Webster also claimed that a March 2012 letter to Walker informing him of the deal was never received by the Governor.
Webster’s third lie did not lead to her dismissal from the Walker Administration and an ignominious exit from Wisconsin, for in Walker’s world mendacity leads to the brass ring.  
Within weeks of maintaining that Walker never received the communication confirming Skyward’s tax break, Webster was promoted to his very own Director of Communications. 
Now Webster resides in Walker’s inner sanctum, where she will be able to utilize the dark arts of political communication, which she has learned from her variety of experiences - with her ALEC-connected lobbyist father, from her one year and two investigations in Karl Rove’s White House, to her time as a “Surrogate” at the Pentagon where she manipulated the media in support of torture and the Iraq War.
And the journalists who sit on their asses - day in and day out at the Wisconsin State Capitol reported nothing about this political operative’s background.

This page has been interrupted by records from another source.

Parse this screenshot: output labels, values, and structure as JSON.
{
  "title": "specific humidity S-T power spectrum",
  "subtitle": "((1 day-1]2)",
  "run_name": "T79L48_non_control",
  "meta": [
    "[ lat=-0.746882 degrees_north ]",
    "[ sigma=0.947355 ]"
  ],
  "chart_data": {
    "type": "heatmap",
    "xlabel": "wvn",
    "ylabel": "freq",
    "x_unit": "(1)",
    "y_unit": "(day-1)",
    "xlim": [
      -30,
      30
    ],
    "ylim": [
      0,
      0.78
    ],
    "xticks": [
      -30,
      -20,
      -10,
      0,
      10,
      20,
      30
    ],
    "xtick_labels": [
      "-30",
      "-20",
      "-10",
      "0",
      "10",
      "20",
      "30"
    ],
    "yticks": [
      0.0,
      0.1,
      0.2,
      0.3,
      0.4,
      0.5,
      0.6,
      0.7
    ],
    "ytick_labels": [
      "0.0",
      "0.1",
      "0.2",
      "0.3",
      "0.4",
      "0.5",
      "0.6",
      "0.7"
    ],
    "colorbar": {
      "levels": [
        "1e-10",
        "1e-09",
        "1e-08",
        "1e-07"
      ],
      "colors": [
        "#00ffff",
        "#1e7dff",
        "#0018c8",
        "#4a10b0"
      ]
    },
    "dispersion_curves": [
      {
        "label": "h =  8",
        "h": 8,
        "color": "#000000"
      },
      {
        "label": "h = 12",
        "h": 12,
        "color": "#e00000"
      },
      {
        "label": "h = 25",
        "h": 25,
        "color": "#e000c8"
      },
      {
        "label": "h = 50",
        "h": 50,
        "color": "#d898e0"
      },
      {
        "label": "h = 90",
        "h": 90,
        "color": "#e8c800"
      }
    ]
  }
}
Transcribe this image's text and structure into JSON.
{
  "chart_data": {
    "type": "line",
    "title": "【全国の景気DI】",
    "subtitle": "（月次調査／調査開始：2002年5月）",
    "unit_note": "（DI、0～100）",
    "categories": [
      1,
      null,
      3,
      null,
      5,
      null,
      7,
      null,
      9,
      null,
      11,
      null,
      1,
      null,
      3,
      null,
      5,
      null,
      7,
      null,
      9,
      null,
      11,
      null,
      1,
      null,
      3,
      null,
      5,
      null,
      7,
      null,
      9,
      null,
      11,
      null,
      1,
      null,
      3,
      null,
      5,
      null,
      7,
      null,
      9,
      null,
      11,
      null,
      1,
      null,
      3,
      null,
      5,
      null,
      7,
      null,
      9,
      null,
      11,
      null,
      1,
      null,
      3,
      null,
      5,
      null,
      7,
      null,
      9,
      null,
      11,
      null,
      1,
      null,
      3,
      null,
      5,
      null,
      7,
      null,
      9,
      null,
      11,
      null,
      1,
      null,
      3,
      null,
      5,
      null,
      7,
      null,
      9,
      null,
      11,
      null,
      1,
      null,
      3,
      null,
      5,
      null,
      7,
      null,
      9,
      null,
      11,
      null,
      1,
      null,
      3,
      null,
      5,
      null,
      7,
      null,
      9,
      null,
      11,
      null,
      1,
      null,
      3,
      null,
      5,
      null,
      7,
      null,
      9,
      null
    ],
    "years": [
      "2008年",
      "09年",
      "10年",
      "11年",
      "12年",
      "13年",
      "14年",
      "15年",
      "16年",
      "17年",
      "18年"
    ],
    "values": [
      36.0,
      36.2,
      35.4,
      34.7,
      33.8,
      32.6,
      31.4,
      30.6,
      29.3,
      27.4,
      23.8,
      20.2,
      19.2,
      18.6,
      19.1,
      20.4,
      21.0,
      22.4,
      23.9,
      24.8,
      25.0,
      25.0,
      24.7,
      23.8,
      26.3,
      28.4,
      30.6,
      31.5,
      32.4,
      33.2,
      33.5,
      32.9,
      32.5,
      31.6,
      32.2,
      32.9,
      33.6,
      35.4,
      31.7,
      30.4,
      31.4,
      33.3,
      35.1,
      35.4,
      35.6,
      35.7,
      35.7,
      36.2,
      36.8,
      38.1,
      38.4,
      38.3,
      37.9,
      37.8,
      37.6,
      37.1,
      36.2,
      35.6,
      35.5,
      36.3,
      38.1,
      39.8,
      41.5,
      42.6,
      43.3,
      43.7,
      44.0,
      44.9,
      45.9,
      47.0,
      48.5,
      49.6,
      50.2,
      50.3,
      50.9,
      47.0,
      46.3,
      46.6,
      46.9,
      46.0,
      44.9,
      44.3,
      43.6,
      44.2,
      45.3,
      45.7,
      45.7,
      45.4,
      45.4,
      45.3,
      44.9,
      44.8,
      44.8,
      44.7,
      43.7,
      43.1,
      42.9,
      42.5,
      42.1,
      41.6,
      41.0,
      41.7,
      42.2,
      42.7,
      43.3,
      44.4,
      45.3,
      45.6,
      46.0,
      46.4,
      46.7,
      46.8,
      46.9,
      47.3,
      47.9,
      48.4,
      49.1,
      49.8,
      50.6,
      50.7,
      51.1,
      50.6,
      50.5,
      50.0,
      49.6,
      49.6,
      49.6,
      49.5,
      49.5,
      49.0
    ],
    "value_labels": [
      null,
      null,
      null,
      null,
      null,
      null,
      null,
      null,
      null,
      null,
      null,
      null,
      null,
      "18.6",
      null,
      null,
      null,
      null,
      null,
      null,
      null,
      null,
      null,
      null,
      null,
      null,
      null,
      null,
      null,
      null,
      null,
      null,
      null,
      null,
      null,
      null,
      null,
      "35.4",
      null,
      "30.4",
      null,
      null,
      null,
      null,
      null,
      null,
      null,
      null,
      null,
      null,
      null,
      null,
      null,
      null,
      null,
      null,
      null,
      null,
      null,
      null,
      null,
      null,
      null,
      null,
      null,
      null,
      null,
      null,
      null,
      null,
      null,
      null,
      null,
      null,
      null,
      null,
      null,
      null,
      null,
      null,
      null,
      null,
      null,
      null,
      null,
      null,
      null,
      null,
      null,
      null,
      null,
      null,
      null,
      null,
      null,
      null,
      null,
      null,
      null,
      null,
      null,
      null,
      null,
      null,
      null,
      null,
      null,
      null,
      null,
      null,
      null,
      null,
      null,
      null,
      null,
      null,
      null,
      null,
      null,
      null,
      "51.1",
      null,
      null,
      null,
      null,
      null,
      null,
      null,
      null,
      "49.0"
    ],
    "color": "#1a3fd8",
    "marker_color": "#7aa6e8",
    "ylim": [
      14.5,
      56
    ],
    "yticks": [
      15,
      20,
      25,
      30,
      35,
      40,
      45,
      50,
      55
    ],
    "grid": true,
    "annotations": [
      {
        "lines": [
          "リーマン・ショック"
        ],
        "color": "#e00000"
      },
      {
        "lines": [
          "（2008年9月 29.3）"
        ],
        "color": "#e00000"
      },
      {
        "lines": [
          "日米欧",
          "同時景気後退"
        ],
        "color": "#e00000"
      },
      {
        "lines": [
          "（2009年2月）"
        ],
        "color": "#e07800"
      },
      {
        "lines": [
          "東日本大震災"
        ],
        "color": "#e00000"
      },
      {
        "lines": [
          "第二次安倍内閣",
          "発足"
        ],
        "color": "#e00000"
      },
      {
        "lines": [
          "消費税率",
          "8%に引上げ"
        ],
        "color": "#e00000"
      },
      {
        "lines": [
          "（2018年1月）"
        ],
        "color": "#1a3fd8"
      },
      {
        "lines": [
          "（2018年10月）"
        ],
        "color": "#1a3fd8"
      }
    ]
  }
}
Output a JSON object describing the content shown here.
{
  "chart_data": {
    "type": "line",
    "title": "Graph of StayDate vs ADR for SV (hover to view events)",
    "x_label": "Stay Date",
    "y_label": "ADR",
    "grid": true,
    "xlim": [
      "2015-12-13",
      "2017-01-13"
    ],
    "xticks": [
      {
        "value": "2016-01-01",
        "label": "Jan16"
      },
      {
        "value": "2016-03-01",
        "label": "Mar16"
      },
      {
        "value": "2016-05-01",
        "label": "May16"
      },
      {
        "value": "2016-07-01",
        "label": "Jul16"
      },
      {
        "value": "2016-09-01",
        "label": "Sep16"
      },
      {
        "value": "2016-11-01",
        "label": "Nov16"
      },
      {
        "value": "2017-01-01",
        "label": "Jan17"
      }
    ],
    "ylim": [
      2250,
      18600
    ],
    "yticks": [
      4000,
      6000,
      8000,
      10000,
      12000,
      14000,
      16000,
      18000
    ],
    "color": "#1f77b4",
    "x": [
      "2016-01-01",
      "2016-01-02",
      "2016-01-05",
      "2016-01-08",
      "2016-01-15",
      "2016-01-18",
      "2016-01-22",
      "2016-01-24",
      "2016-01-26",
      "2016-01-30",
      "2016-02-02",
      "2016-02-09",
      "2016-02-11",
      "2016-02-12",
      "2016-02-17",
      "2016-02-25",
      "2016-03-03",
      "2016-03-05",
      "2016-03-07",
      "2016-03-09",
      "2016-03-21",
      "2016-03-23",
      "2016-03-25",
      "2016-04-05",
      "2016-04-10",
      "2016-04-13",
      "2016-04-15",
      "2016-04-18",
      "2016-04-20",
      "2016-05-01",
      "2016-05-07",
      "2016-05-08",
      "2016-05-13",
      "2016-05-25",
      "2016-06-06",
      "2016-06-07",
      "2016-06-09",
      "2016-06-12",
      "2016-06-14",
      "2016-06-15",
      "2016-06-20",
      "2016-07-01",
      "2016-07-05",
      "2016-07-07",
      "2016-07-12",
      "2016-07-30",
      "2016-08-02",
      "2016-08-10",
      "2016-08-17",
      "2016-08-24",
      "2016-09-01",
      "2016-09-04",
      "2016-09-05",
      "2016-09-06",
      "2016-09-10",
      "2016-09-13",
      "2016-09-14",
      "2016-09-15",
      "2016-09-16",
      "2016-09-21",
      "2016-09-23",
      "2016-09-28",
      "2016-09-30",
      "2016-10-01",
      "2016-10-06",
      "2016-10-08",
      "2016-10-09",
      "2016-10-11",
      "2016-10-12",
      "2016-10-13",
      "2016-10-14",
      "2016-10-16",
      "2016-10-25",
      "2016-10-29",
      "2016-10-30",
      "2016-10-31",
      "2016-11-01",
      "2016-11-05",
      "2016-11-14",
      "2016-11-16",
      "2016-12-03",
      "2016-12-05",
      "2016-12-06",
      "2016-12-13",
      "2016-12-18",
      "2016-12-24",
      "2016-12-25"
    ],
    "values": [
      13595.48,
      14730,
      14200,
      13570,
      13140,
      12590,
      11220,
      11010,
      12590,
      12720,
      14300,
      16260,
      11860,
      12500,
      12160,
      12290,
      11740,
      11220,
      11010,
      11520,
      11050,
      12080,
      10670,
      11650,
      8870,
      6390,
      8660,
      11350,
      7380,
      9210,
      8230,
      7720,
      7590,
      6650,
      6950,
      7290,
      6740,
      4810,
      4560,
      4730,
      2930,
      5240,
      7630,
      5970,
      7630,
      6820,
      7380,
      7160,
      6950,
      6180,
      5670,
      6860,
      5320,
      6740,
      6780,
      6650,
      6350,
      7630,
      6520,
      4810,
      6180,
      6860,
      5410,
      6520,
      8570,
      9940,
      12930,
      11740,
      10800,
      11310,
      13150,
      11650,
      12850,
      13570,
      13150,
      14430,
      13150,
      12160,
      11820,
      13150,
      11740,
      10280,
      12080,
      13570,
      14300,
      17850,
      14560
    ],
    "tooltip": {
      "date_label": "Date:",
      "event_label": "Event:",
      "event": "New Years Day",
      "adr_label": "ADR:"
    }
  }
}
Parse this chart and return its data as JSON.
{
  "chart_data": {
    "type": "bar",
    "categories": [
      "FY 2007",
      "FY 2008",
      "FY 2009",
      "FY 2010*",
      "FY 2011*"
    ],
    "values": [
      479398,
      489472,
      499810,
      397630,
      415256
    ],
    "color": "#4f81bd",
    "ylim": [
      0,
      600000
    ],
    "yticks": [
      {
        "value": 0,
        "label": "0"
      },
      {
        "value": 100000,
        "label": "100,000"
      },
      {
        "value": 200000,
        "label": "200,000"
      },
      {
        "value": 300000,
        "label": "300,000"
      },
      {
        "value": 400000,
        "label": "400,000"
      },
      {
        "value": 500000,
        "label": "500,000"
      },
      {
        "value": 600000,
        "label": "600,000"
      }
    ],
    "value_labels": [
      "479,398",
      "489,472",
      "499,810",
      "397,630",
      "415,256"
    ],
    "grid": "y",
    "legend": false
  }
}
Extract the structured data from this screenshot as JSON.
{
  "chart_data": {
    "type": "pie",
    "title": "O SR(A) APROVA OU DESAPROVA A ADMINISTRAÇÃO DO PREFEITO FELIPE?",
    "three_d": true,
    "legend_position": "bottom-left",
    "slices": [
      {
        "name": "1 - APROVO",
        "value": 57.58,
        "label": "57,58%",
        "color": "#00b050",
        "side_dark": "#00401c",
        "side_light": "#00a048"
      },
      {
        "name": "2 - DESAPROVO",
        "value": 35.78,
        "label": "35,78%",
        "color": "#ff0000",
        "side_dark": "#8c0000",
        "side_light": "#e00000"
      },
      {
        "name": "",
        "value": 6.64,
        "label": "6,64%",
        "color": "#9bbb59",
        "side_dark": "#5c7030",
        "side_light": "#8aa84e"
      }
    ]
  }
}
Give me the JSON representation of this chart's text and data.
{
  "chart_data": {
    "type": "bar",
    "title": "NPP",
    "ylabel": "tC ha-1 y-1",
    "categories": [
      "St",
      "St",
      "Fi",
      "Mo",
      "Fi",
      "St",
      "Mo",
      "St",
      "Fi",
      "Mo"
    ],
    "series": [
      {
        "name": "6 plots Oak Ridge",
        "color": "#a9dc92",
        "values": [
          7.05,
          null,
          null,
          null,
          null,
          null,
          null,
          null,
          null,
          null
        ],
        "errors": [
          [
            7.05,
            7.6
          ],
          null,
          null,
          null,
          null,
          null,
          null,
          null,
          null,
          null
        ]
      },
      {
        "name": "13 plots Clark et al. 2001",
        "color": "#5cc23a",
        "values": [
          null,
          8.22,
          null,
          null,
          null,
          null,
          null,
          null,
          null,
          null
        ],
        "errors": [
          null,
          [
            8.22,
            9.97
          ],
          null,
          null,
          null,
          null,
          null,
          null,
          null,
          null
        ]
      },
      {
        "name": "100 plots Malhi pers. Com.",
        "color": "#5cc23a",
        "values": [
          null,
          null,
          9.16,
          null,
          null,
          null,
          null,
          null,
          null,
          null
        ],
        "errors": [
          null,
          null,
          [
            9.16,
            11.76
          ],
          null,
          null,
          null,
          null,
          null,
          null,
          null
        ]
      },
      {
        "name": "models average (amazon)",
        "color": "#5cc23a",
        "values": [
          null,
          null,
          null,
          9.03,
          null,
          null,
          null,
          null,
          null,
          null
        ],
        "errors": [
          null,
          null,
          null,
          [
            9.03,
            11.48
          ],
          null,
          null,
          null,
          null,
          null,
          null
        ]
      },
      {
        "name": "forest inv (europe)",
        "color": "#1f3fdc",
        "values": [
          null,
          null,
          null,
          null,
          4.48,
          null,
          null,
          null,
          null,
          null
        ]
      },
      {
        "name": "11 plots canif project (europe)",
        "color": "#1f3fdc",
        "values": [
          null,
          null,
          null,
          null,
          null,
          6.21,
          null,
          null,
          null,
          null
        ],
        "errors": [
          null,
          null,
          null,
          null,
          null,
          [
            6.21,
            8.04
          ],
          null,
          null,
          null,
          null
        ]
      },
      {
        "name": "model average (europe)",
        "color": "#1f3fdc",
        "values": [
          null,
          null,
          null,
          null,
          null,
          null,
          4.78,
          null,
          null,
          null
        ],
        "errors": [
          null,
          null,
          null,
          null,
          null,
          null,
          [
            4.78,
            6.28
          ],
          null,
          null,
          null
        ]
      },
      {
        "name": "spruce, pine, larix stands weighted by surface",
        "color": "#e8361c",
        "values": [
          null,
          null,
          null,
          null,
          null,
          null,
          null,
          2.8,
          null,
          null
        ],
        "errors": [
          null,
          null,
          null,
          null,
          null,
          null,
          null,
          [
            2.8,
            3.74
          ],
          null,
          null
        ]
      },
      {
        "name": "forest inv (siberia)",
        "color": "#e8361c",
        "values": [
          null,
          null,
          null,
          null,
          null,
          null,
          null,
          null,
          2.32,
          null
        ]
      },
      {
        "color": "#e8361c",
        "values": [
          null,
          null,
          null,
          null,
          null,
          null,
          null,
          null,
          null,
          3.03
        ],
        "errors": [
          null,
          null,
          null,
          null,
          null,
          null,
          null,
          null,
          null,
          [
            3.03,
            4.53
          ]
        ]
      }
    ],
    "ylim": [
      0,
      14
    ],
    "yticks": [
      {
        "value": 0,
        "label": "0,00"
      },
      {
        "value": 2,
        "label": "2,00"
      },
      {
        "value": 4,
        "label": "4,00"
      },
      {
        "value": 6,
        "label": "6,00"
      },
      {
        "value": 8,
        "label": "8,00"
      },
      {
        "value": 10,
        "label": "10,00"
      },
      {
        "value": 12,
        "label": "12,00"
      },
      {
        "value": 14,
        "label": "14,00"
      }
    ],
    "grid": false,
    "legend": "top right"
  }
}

Why don't reporters pursue stories that touch on the ethics of our political leaders?
Jason Stein, the WCCA President, in an exchange with a colleague of mine about the relationship of the WCCA to those in power, said that the Capitol reporters wished to do nothing that would damage their privileged relationship with the government.
The Capitol reporters have elevated their relationships with public servants above their relationships with their readers, the voters of the state, and the Constitution.
But the ultimate relationship of the press is with money. 
Stein’s employer saw revenues soar during the recall campaign.  Steven Smith, Chairman of the Board and CEO of Journal Communications, the parent of The Milwaukee Journal Sentinel, WTMJ 620AM, and TMJ4, reported increased operating earnings driven in large part by political advertising.
Smith also sits on the executive board of the Metropolitan Milwaukee Association of Commerce, which gave $437,000 to Walker’s during the recall race, via the Republican Governor’s Association.
With all this money invested in the Walker, and the stream of millions in political advertising revenue, it’s no surprise that Stein’s boss, and his newspaper endorsed Scott Walker.
Did all those millions influence Stein and the Capitol reporters to sit on their hands when they should have been researching and writing about Walker’s latest political appointee - Jocelyn Webster - and made them miss the story – again?